Arlette Lévy Andersen est née en France, a survécu à Auschwitz pendant la Seconde Guerre mondiale et est installée au Danemark depuis 1952. 75 ans après la libération de ce tristement célèbre camp d'extermination, Arlette Lévy Andersen reçoit un hommage national pour son travail inlassable dans la sensibilisation à l'Holocauste. Elle est, en effet, l'un des rares témoins directs de l'un des chapitres les plus sombres de l'histoire du monde.

 

Remise de la Croix de Chevalier par la Reine Margrethe II, le 4 Mai 2020

 

Le 4 mai est une date importante pour le Danemark.
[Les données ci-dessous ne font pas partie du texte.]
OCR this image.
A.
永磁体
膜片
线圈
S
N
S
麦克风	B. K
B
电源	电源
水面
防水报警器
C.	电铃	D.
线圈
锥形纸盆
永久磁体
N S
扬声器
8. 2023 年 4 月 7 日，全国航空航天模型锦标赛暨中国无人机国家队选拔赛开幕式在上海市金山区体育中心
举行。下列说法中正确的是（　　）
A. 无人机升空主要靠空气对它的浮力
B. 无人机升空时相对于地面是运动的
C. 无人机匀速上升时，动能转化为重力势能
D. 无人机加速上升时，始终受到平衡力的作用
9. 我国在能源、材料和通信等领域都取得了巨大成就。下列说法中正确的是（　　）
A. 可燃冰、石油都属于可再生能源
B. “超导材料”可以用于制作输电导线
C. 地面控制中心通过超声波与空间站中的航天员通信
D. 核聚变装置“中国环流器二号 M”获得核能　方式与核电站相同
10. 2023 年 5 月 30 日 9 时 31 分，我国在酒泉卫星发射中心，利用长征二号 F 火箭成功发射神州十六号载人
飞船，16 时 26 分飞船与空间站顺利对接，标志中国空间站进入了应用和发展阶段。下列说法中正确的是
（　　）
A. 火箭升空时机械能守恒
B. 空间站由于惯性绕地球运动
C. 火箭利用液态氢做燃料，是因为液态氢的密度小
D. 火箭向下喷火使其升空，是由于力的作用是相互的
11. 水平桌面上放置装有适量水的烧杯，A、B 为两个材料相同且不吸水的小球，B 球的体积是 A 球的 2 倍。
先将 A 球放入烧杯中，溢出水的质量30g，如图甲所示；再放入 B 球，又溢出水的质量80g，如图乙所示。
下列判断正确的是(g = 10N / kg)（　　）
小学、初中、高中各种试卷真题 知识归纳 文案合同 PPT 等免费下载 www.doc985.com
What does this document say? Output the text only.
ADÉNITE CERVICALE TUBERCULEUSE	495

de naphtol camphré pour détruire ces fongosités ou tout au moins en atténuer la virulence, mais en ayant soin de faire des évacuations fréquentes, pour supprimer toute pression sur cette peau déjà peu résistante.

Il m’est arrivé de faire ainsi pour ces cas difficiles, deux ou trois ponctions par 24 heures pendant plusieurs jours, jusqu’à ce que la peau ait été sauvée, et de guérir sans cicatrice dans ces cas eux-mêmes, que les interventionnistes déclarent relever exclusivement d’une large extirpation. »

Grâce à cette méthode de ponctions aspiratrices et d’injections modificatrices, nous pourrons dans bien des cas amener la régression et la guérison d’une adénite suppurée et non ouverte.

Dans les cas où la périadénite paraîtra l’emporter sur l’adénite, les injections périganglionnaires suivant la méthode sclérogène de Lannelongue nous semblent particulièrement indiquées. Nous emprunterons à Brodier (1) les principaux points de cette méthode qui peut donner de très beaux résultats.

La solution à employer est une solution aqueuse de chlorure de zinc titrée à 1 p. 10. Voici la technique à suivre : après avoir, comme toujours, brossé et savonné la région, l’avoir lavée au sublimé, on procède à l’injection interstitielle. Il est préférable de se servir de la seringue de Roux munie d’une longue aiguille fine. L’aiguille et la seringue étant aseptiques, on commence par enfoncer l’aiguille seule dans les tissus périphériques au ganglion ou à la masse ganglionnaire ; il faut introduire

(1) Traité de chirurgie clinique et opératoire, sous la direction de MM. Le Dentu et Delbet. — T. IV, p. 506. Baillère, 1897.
En effet, le soir du 4 mai 1945, le porte-parole de la radio danoise Johannes G. Sørensen, via l'émission de nouvelles en langue danoise de la BBC, a pu informer la population danoise que les troupes allemandes au Danemark s'étaient rendues…

Ce 4 mai 2020, la Reine Margrethe II a honoré Arlette Andersen de la Croix de Chevalier, que le maire de Fredericia, Jacob Bjerregaard, lui a remis lors d´une cérémonie en comité restreint.

Ce dernier a déclaré au journal Fredericiaavisen : « Je suis honoré de présenter la Croix de chevalier à Arlette Andersen. Arlette a fait une impression indélébile sur plusieurs milliers de jeunes qui l'ont entendue raconter ses expériences épouvantables pendant la Seconde Guerre mondiale. Nous ne devons jamais oublier les événements horribles et les abus contre l'humanité qui ont eu lieu dans les camps d'extermination nazis. Arlette y a apporté sa précieuse et très authentique contribution ».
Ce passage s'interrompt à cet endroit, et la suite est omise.